Among global players, there will be haves and have-nots as technology continues to evolve, according to Alex Braithwaite, an associate professor in the UA School of Government and Public Policy, who says it's not difficult to envision an AI "arms race."

"If not everyone can participate in the same way, they will find different ways," Braithwaite says. "Those left behind may try to find a way of accelerating to keep up. We have a tendency to forget how to deal with non-state actors.

"Technological advances have been great … but the flip side can be keeping up with the Joneses. It's easy to know what that looks like if it's China or Russia. But the non-state actors are more difficult to predict."

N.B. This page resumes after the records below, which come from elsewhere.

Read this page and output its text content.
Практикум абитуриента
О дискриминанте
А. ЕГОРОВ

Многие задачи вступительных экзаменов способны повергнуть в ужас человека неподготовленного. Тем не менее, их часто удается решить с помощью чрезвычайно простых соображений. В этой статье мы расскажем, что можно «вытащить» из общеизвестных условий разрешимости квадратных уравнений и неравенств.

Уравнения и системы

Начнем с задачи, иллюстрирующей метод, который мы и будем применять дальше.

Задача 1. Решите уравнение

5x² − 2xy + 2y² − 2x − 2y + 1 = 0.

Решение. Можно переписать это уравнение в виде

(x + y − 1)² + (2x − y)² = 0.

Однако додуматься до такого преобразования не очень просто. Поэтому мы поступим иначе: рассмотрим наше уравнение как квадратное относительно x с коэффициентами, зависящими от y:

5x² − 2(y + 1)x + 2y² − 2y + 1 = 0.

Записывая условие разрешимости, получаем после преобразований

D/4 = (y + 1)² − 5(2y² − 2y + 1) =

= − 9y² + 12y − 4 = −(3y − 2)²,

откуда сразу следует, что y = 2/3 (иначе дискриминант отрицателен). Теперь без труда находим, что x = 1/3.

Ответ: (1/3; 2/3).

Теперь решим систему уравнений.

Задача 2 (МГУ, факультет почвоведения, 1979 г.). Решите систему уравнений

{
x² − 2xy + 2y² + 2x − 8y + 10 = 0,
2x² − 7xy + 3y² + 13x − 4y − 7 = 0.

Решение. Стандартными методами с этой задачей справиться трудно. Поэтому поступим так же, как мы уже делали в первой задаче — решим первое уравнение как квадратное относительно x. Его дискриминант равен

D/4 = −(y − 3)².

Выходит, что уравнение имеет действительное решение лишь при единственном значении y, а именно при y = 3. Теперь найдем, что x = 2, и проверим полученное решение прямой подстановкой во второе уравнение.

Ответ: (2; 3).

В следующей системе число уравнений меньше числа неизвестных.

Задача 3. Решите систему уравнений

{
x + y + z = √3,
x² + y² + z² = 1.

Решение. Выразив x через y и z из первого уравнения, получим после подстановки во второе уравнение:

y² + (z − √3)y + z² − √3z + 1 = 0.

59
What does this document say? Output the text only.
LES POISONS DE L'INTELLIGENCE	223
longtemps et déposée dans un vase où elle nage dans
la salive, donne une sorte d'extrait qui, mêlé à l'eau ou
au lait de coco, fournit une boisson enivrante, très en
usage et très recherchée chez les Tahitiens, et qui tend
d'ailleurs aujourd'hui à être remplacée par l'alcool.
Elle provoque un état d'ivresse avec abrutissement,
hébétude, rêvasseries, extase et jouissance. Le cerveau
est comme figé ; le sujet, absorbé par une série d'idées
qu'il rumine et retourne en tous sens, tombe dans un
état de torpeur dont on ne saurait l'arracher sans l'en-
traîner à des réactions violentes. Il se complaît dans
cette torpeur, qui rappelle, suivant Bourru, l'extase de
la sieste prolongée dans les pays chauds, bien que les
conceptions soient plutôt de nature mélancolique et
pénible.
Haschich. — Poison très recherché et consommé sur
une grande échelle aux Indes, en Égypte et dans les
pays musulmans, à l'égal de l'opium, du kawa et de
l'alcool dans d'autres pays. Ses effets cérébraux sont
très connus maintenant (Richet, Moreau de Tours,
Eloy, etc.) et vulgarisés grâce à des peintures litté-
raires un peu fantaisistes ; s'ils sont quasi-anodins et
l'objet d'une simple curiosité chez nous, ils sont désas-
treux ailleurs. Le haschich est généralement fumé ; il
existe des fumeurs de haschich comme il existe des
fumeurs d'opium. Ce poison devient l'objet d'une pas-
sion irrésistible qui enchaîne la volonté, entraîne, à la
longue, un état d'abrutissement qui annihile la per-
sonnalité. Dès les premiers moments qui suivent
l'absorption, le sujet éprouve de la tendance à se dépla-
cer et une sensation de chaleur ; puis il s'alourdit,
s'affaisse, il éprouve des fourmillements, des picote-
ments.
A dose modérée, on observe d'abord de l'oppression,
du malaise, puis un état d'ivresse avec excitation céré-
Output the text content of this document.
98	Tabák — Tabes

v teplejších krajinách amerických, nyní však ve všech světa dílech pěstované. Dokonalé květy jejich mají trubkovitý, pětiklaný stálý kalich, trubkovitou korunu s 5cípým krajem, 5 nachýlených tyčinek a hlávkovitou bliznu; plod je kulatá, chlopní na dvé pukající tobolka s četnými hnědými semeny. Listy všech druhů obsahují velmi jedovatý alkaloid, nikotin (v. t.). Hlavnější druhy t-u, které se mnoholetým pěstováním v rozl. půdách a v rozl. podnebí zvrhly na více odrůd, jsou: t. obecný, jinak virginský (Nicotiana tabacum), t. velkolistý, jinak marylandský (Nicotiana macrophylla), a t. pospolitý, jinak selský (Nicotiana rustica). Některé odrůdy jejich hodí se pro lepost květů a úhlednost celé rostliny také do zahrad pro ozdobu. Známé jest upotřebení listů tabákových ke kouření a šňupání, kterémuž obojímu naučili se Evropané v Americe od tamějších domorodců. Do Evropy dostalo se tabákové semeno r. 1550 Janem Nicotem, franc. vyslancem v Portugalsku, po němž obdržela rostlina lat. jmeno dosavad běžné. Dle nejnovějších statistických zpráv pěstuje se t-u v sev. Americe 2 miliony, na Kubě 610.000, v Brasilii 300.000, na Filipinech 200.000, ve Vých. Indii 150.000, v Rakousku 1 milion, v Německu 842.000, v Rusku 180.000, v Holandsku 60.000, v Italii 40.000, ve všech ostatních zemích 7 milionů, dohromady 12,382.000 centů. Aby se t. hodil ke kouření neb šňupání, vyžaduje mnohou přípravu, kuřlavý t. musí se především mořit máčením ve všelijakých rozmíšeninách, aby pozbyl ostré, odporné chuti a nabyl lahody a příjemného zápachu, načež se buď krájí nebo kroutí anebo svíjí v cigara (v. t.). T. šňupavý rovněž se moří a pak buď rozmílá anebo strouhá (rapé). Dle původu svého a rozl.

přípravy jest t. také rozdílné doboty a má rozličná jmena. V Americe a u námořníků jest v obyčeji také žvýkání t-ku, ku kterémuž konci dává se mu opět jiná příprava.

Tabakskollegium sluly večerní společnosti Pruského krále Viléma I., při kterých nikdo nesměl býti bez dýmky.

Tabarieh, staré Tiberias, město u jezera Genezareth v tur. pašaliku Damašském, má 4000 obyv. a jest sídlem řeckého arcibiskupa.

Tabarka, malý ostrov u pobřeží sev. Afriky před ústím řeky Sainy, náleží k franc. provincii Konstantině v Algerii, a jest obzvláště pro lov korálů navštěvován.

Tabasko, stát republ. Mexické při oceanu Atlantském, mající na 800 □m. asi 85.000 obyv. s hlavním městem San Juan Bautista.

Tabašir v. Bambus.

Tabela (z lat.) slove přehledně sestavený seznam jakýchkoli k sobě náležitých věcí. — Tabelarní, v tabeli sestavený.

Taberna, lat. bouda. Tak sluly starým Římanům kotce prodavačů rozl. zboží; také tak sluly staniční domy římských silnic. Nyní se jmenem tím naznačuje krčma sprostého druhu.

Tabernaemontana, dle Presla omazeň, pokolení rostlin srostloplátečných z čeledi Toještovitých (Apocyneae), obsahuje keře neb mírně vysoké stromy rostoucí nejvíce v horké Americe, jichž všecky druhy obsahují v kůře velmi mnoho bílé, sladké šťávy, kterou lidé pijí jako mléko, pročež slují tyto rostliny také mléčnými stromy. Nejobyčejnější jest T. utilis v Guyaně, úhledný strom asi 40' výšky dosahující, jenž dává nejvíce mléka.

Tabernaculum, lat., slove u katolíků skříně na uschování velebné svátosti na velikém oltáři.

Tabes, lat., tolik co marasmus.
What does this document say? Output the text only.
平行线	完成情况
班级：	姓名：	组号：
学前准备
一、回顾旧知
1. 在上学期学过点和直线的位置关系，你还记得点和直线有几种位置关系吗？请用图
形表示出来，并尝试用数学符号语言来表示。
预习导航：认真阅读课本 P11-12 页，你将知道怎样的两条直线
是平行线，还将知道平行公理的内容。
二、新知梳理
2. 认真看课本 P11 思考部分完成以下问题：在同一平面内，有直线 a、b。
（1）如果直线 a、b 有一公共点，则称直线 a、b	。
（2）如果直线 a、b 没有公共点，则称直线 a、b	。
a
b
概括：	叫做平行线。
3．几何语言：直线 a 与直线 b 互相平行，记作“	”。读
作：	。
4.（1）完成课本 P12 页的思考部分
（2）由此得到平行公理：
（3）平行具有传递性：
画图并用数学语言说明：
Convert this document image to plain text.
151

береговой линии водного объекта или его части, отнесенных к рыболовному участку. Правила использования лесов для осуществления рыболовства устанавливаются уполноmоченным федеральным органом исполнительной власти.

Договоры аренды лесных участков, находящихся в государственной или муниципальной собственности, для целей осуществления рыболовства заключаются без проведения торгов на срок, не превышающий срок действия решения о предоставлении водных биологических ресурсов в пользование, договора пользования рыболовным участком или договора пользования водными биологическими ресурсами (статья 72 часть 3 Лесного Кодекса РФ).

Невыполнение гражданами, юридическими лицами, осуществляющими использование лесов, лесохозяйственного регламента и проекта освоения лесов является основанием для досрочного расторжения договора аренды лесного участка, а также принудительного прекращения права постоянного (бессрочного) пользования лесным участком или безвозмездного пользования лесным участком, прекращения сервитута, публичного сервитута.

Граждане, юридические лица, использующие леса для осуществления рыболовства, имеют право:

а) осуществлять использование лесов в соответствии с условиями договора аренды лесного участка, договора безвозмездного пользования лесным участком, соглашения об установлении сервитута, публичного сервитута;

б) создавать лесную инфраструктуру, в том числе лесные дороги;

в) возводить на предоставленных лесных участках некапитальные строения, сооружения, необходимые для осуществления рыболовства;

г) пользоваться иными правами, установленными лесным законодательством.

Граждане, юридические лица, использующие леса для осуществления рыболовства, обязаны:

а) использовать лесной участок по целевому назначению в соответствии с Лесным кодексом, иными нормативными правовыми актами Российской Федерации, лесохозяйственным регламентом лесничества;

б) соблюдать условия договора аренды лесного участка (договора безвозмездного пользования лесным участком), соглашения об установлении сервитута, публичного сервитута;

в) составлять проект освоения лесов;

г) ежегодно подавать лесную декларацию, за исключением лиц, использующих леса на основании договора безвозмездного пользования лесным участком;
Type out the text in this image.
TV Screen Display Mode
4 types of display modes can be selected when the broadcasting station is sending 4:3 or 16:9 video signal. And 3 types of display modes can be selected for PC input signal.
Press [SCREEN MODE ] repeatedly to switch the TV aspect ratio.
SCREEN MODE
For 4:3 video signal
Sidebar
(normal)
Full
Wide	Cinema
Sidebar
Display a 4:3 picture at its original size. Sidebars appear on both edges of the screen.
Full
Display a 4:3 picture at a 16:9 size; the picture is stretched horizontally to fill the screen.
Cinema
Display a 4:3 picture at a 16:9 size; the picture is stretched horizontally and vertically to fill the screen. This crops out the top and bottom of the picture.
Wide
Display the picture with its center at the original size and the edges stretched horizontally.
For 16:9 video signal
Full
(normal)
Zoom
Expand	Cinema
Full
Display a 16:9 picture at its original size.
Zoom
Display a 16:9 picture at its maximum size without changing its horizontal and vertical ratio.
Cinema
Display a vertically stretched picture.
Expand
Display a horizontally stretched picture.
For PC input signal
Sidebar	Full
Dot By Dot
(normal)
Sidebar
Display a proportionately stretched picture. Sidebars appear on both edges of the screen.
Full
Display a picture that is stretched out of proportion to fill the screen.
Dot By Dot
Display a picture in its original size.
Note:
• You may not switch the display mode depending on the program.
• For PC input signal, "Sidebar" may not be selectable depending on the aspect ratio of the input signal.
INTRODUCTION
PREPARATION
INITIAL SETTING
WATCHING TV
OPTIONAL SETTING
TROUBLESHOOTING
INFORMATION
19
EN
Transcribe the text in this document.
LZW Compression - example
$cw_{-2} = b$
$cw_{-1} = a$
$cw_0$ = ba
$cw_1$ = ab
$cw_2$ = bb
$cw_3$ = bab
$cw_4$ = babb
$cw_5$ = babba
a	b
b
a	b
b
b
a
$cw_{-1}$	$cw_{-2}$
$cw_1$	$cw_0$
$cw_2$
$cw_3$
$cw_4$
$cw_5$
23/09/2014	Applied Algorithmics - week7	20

In any case, no one sees the field of cyber operations hitting even a brief plateau. 

"How long will cyber stay hot?" Denno asks. "How many processes are running on your phone right now? And do you know what they are? I could be using your phone in an attack on a bank — and you wouldn't even know it."

Unless that's the bank in CyberApolis, there is reason for all of us to carefully consider the devices and gadgets that enthrall us.

The need for the UA program shows "just how cyber vulnerable we all are," Proctor says. "Every new 'digital assistant' that comes along is another huge vulnerability of our digital and actual lives."